Наша группа проходит через отведенную нам дверь, и я просто забываю обо всей этой возне. Такого я никогда еще не видела! Мы находимся не просто на периферии Муравейника, а на террасе на его внешней стороне. Она щедро освещена настоящим утренним солнцем. За ограждением простирается настоящий мир, реальные леса и поля уходят вдаль до настоящего горизонта. С одной стороны широчайшая равнина обрамляется непостижимо огромными горами с белыми снежными шапочками. С другой виднеются похожие на стволы огромных деревьев, серые массивы других муравейников, в направлении которых сквозь зеленые пространства тянутся просеки для железных дорог.
В школе нам все это показывали на уроках в виде очень хороших голографических изображений, но в живую все воспринимается совсем иначе. Нас облучали специальными лампами, но настоящий солнечный свет не входит с ними ни в какое сравнение! На нулевом у нас вообще-то была возможность даже выходить наружу, но никто из нас этого не делал, потому что никто даже не догадывался, как это охренительно великолепно! Какой восторг вызывает настоящий простор! Другие школьники, я знаю, ходили в так называемый «парк».

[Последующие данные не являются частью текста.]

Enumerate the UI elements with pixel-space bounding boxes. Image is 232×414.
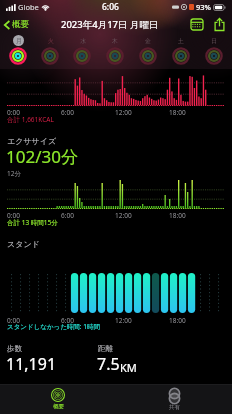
staticText: 12:00 xyxy=(115,211,132,220)
button[interactable]: Calendar xyxy=(188,17,206,32)
button[interactable]: 金 xyxy=(131,34,164,68)
staticText: 0:00 xyxy=(7,211,20,220)
staticText: 0:00 xyxy=(7,108,20,117)
staticText: 0:00 xyxy=(7,316,20,325)
staticText: 6:00 xyxy=(61,211,74,220)
button[interactable]: 土 xyxy=(164,34,197,68)
staticText: 金 xyxy=(145,37,151,45)
staticText: 102/30分 xyxy=(6,145,78,168)
staticText: 土 xyxy=(178,37,184,45)
button[interactable]: 概要 xyxy=(0,17,33,32)
staticText: 18:00 xyxy=(169,108,186,117)
staticText: 共有 xyxy=(169,404,180,411)
staticText: Globe xyxy=(18,2,39,12)
button[interactable]: 概要 xyxy=(0,384,116,414)
staticText: 93% xyxy=(196,2,211,12)
button[interactable]: 木 xyxy=(98,34,131,68)
staticText: スタンドしなかった時間: 1時間 xyxy=(7,322,101,331)
staticText: 水 xyxy=(80,37,86,45)
button[interactable]: Share xyxy=(211,17,228,32)
button[interactable]: 日 xyxy=(197,34,230,68)
staticText: 12:00 xyxy=(115,108,132,117)
staticText: 12分 xyxy=(7,169,21,178)
staticText: スタンド xyxy=(7,239,40,249)
staticText: 概要 xyxy=(12,19,29,30)
staticText: KM xyxy=(120,360,137,375)
staticText: 木 xyxy=(112,37,118,45)
staticText: エクササイズ xyxy=(7,136,57,146)
button[interactable]: 月 xyxy=(2,34,34,68)
staticText: 月 xyxy=(16,37,22,45)
staticText: 合計 13 時間15分 xyxy=(7,218,58,227)
staticText: 6:00 xyxy=(61,316,74,325)
staticText: 18:00 xyxy=(169,211,186,220)
button[interactable]: 共有 xyxy=(116,384,232,414)
staticText: 日 xyxy=(211,37,217,45)
staticText: 距離 xyxy=(98,344,113,353)
staticText: 11,191 xyxy=(6,353,57,375)
button[interactable]: 火 xyxy=(34,34,66,68)
staticText: 7.5 xyxy=(97,353,120,375)
staticText: 12:00 xyxy=(115,316,132,325)
staticText: 火 xyxy=(48,37,54,45)
button[interactable]: 水 xyxy=(66,34,98,68)
staticText: 6:00 xyxy=(61,108,74,117)
staticText: 概要 xyxy=(53,403,64,410)
staticText: 2023年4月17日 月曜日 xyxy=(61,18,159,31)
staticText: 6:06 xyxy=(102,1,119,13)
staticText: 歩数 xyxy=(7,344,22,353)
staticText: 18:00 xyxy=(169,316,186,325)
staticText: 合計 1,661KCAL xyxy=(7,115,54,124)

На какое-то время все смолкают и, щурясь на солнце, проходят вперед к ограждению.
— Нулевая! Напомни курсантам правила нахождения на террасах, — громко приказывает Редженс, резко спустив нас с небес на землю. Кейт, которая наверняка так же находится под впечатлением, на секунду теряется, и Кейн с гадкой ухмылочкой недвусмысленно кладет руку на рукоятку хлыста.
Собравшись, Кейт начинает декламировать правила, все курсанты смотрят на нее, отвлекшись от умопомрачительного пейзажа впереди. Проговорив семь или восемь “нельзя”, подруга замолкает с растерянным выражением на лице, видимо, что-то она все-таки забыла. Лекс сплевывает жвачку в водосток, за что получает от Кейна подзатыльник.
— Запрещено выкидывать мусор в водостоки и с края террасы, — тут же вспоминает Кейт последнее правило.
Поняв, что произошло, Кейн дополнительно пинает Лекса по ноге, так что тот падает и с размаху врезается головой в ограждение.
— Сели все! — командует Редженс и курсанты поспешно кучно рассаживаются по скамейкам, в два ряда расположенным вдоль края террасы. Мы с Лексом отползаем в сторонку и садимся на пустую. Те, кто из обслуги, в основном усаживаются с другой стороны.
Проследив за рассадкой, Кейн и Редженс садятся позади нас. Дальше ничего не происходят, все тихо и спокойно наслаждаются солнышком и синтезируют витамин D. От скуки не иначе офицеры начинают пинать нашу скамейку. Мы как будто снова в школе, причем в младшей.
Лекс к этому времени растерял уже большую часть своего гонора и начинает зеленеть. Ладонью он прикрывает ушибленный висок. Так понимаю, ударился он сильно, и эта тряска ему не помогает. Жестом предлагаю ему пересесть, но Редженс рявкает на нас сзади.
— Да прекратите уже! — не выдерживаю я.
Кейн поднимается, чтобы принять свои неадекватные меры, но видит, наконец, что Лексу фигово, и сменяет гнев на милость. Ругаясь, он обходит скамейку.
— Что ж вы, с нулевого, все такие неуклюжие! — ворчит он. — Мышь утюг себе на ногу роняет, щенок башкой бьется.
— Это ты его толкнул! — напоминаю я сердито. — То есть вы.